Com redes sociais, grupos de moradores e associações de bairro, uma ocorrência inicialmente limitada a uma rua pode alcançar órgãos fiscalizadores, compradores, investidores e imprensa. As consequências também chegam ao caixa: multas e paralisações afetam contratos, fornecedores, equipes terceirizadas, prazos de entrega e planejamento financeiro.

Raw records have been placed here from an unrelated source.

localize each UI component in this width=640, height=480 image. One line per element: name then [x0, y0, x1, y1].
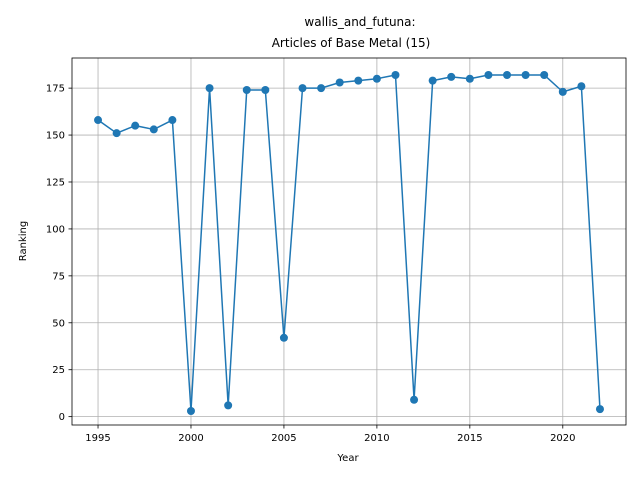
data-point: [503, 70, 512, 79]
plot-frame: [71, 57, 627, 426]
y-tick-label: 0: [59, 412, 65, 423]
data-point: [317, 84, 326, 93]
data-point: [521, 70, 530, 79]
data-point: [540, 70, 549, 79]
series-line: [97, 74, 601, 412]
chart-title: wallis_and_futuna:: [304, 15, 415, 29]
data-point: [279, 333, 288, 342]
x-tick-label: 2005: [271, 433, 296, 444]
data-point: [354, 76, 363, 85]
data-point: [372, 74, 381, 83]
x-tick-label: 2020: [550, 433, 575, 444]
data-point: [242, 86, 251, 95]
data-point: [168, 116, 177, 125]
y-tick-label: 100: [46, 224, 65, 235]
chart-subtitle: Articles of Base Metal (15): [272, 36, 431, 50]
y-tick-label: 50: [52, 318, 65, 329]
data-point: [465, 74, 474, 83]
y-tick-label: 125: [46, 177, 65, 188]
data-point: [428, 76, 437, 85]
data-point: [149, 125, 158, 134]
data-point: [205, 84, 214, 93]
data-point: [484, 70, 493, 79]
x-tick-label: 2000: [178, 433, 203, 444]
data-point: [410, 395, 419, 404]
y-tick-label: 175: [46, 84, 65, 95]
y-tick-label: 75: [52, 271, 65, 282]
data-point: [94, 116, 103, 125]
y-tick-label: 25: [52, 365, 65, 376]
x-tick-label: 1995: [85, 433, 110, 444]
x-tick-label: 2010: [364, 433, 389, 444]
data-point: [131, 121, 140, 130]
x-tick-label: 2015: [457, 433, 482, 444]
data-point: [335, 78, 344, 87]
y-tick-label: 150: [46, 131, 65, 142]
data-point: [391, 70, 400, 79]
data-point: [186, 407, 195, 416]
x-axis-label: Year: [336, 453, 359, 464]
data-point: [224, 401, 233, 410]
grid-layer: [72, 58, 626, 425]
y-axis-label: Ranking: [18, 221, 29, 261]
data-point: [577, 82, 586, 91]
tick-layer: 1995 2000 2005 2010 2015 2020 0 25 50 75 100 125 150…: [46, 84, 576, 444]
data-point: [261, 86, 270, 95]
data-point: [112, 129, 121, 138]
series-layer: [94, 70, 604, 416]
data-point: [595, 405, 604, 414]
data-point: [298, 84, 307, 93]
data-point: [558, 87, 567, 96]
data-point: [447, 72, 456, 81]
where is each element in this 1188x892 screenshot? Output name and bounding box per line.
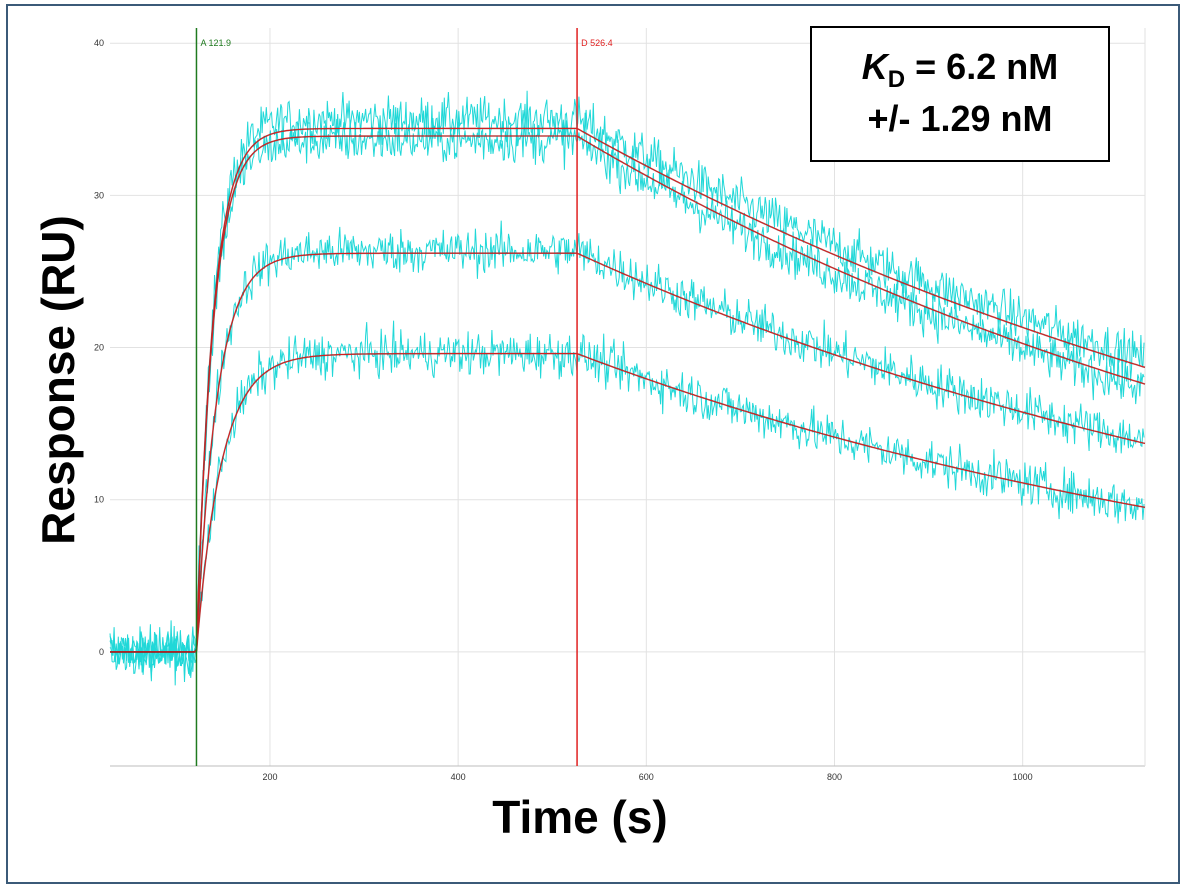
kd-error: +/- 1.29 nM	[867, 98, 1053, 139]
fit-curve	[110, 353, 1146, 653]
y-tick-label: 20	[94, 343, 104, 353]
x-tick-label: 1000	[1013, 772, 1033, 782]
y-tick-label: 10	[94, 495, 104, 505]
raw-data-trace	[109, 220, 1145, 683]
axes	[110, 28, 1146, 767]
kd-symbol: K	[861, 46, 888, 87]
raw-data-trace	[109, 90, 1145, 682]
fit-shadow-curve	[110, 352, 1146, 653]
y-tick-label: 0	[99, 647, 104, 657]
raw-data-trace	[109, 320, 1145, 686]
phase-markers: A 121.9 D 526.4	[195, 28, 613, 766]
y-tick-label: 30	[94, 190, 104, 200]
grid-lines	[110, 28, 1145, 766]
x-tick-label: 800	[827, 772, 842, 782]
x-tick-label: 200	[262, 772, 277, 782]
raw-data-traces	[109, 90, 1145, 686]
tick-labels: 200 400 600 800 1000 0 10 20 30 40	[94, 38, 1033, 782]
kd-value: = 6.2 nM	[905, 46, 1059, 87]
kd-subscript: D	[887, 66, 906, 93]
x-axis-label: Time (s)	[492, 791, 668, 843]
phase-marker-label: D 526.4	[581, 38, 613, 48]
fit-curves	[110, 127, 1146, 653]
kd-value-line: KD = 6.2 nM	[812, 46, 1108, 94]
x-tick-label: 600	[639, 772, 654, 782]
fit-curve	[110, 135, 1146, 653]
fit-curve	[110, 127, 1146, 653]
x-tick-label: 400	[451, 772, 466, 782]
fit-curve	[110, 252, 1146, 653]
raw-data-trace	[109, 111, 1145, 675]
fit-shadow-curve	[110, 252, 1146, 653]
phase-marker-label: A 121.9	[200, 38, 231, 48]
y-tick-label: 40	[94, 38, 104, 48]
kd-annotation-box: KD = 6.2 nM +/- 1.29 nM	[810, 26, 1110, 162]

“A reclamação que poderia ser resolvida com informação e diálogo pode percorrer rapidamente o caminho entre o canteiro, as redes sociais, a fiscalização e o embargo. A perda de confiança é um dos prejuízos mais difíceis de reparar”, observa Luciana
A prevenção exige coordenação entre engenharia, jurídico, atendimento e comunicação. Entre as medidas recomendadas estão o mapeamento prévio da vizinhança, a criação de canais acessíveis, avisos antecipados sobre atividades mais incômodas e o registro das reclamações e providências adotadas.
Para Luciana, a responsabilidade das empresas não está em prometer silêncio absoluto, mas em reconhecer os impactos provocados pela obra e demonstrar capacidade de resposta.
“A autorização para construir é indispensável, mas a legitimidade de um empreendimento também depende da capacidade de conviver com o entorno. O ruído mais caro pode ser aquele que a gestão decidiu não ouvir”, conclui Luciana.